Ted Lasso, la recensione – no spoiler – della serie in streaming su AppleTV+

Ted Lasso

Ted Lasso non è una serie come tutte le altre. In un primo momento sembrava destinata a passare in sordina nel nascente catalogo di AppleTV+, oscurata da produzioni dal nome più altisonante. Poi, a un certo punto, c’è stata un’inversione di rotta. Il pubblico si è iniziato ad accorgere che questa serie, creata da Bill Lawrence e Jason Sudeikis per tre stagioni e da quest’ultimo anche interpretata, no, non era proprio una serie come tutte le altre. Perché Ted Lasso è stata, ed è ancora, un’opera capace di sparigliare le carte in tavola, di affrontare con una vitalità e un ottimismo unici argomenti spinosi e questioni complesse.

La trama di Ted Lasso

Ted Lasso (Sudeikis), coach di football americano, viene inaspettatamente assunto da Rebecca Welton (Hannah Waddingham), neopresidente del club di calcio AFC Richmond, come allenatore. Pur non sapendo nulla di questo sport, Ted decide di accettare l’incarico e si trasferisce a Londra, ignaro del fatto che il suo ingaggio è un tentativo della Welton di screditare l’ex marito (Anthony Head), precedente proprietario del Richmond.

Sebbene all’inizio non sia visto di buon occhio per la sua goffaggine e la sua praticamente nulla attitudine al calcio, Ted pian piano riesce, grazie al suo braccio destro Beard (Brendan Hunt), al suo carattere positivo e alle sue capacità di motivatore, a conquistare la fiducia dei giocatori e a far cambiare idea alla presidente Welton e ai tifosi del Richmond.

Ted Lasso, perché guardare la serie

Iniziamo dalla fine. Un biglietto lasciato da Ted Lasso nell’epilogo della terza e ultima stagione recita: «Non si tratta di me. Non è mai stato così». Ted Lasso non parla di Ted Lasso? Non necessariamente. Ted Lasso utilizza il suo protagonista come un grimaldello per inserirsi negli spogliatoi dell’AFC Richmond e da qui osservare il mondo attraverso una prospettiva spiazzante. Ted Lasso è una lente di ingrandimento che svela e disvela.

Chiunque si approcci a Ted pensa a un primo sguardo di trovarsi davanti a un incompetente, a uno scherzo, a un giullare giunto al posto sbagliato nel momento sbagliato. Ted, però, fa qualcosa di rivoluzionario. O meglio, il fatto che risulti così rivoluzionario ci porta a riflettere sullo stato delle cose in una società di cui il Richmond è una microscopica espressione. Ted non si scoraggia, non risponde a tono, non insulta. Si fa rispettare, ma usa la gentilezza e la cordialità come strumenti per scardinare le difese anche più granitiche dei proprio interlocutori. Si scontra con la maleducazione e con i grugniti – sono diventati iconici quelli di un personaggio anch’esso già iconico, Roy Kent (Brett Goldstein) – prendendo in contropiede con la sua positività, con il suo umore contagioso.

Quello che Ted Lasso poi fa, è affondare la propria ironia a uso e consumo di una riflessione su temi caldi e scottanti. Si affrontano a viso aperto i demoni della depressione nel mondo dello sport, con la questione della sanità mentale degli atleti che è ancora lungi da trovare l’adeguato spazio nelle discussioni dell’opinione pubblica. Ancora tratta la piaga del razzismo o delle difficoltà, in un contesto machista e spesso tossico come quello del calcio, che trovano gli atleti a dichiararsi apertamente omosessuali. In qualche modo poi decostruisce la figura del maschio novecentesco, ne riconosce l’inadeguatezza e l’anacronismo, mettendolo alla berlina con le sue false convinzioni ed esponendone le debolezze e le insicurezze.

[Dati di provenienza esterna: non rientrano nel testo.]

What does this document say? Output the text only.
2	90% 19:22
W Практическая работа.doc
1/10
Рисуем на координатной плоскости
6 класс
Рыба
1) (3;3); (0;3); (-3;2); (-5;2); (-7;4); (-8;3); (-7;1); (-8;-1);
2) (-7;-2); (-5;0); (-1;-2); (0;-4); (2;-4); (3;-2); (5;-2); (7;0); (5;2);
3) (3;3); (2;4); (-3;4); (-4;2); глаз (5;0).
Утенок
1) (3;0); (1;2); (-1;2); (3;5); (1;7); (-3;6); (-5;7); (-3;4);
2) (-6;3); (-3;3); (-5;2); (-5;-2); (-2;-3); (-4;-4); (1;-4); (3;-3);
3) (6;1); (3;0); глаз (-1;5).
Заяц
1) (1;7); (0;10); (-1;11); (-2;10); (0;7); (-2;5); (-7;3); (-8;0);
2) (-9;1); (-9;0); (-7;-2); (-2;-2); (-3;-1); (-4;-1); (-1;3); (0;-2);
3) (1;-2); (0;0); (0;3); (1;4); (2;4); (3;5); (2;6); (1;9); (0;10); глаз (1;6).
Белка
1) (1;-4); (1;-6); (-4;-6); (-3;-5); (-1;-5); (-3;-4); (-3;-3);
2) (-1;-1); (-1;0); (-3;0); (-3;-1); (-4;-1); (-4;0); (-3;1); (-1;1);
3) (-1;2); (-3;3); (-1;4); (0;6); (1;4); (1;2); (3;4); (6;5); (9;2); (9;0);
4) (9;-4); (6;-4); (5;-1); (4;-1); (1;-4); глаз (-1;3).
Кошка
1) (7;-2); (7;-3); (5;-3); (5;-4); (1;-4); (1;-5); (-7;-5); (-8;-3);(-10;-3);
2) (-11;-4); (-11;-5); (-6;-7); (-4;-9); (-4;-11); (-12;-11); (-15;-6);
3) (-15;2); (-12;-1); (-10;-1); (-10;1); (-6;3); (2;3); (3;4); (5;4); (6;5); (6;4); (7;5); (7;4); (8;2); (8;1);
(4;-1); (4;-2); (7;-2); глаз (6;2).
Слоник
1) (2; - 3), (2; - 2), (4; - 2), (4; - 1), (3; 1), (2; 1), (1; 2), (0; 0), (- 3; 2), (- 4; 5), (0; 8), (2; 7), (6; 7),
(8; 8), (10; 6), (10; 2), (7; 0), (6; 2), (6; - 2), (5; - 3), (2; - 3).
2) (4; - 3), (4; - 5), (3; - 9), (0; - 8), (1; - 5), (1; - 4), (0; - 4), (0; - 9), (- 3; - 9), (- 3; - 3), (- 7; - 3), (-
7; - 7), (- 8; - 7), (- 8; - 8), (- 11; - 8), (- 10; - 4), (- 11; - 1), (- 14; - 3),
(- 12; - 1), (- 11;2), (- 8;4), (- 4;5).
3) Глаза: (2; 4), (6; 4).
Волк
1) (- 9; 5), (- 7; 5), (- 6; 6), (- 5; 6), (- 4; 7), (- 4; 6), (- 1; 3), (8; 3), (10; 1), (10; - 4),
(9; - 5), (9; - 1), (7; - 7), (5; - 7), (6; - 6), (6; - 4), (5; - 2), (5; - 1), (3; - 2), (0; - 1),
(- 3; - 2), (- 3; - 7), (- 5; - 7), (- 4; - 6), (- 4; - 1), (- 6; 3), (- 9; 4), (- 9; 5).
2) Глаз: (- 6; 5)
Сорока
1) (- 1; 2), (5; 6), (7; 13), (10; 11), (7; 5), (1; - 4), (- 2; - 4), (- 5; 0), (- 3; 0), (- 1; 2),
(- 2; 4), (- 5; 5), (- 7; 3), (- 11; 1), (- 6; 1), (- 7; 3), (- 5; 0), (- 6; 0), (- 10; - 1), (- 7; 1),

Perché non guardare Ted Lasso

Ted Lasso è un po’ come una panacea per i mali. E’ una serie che forse non è perfetta e millimetrica da un punto di vista drammaturgico, con in particolare la terza stagione che cede un pochino sulla compattezza nel momento in cui deve chiudere tutte le sue linee narrative. Di certo non è però questo il portato innovativo di un racconto che davvero rinfranca l’animo e che merita, senza se e senza ma, una visione e una chance.

E’ una serie che è arrivata per la prima volta in un momento storico e sociale estremamente particolare come quello della pandemia (era il 2020), che forse anche per questa ragione ha attecchito con questa solidità nei cuori delle persone. Ma tutto l’affetto che Ted Lasso si è guadagnato se l’è guadagnato sul campo, dimostrando un’iniziativa senza precedenti nel raccontare le cose con il suo grande sorriso.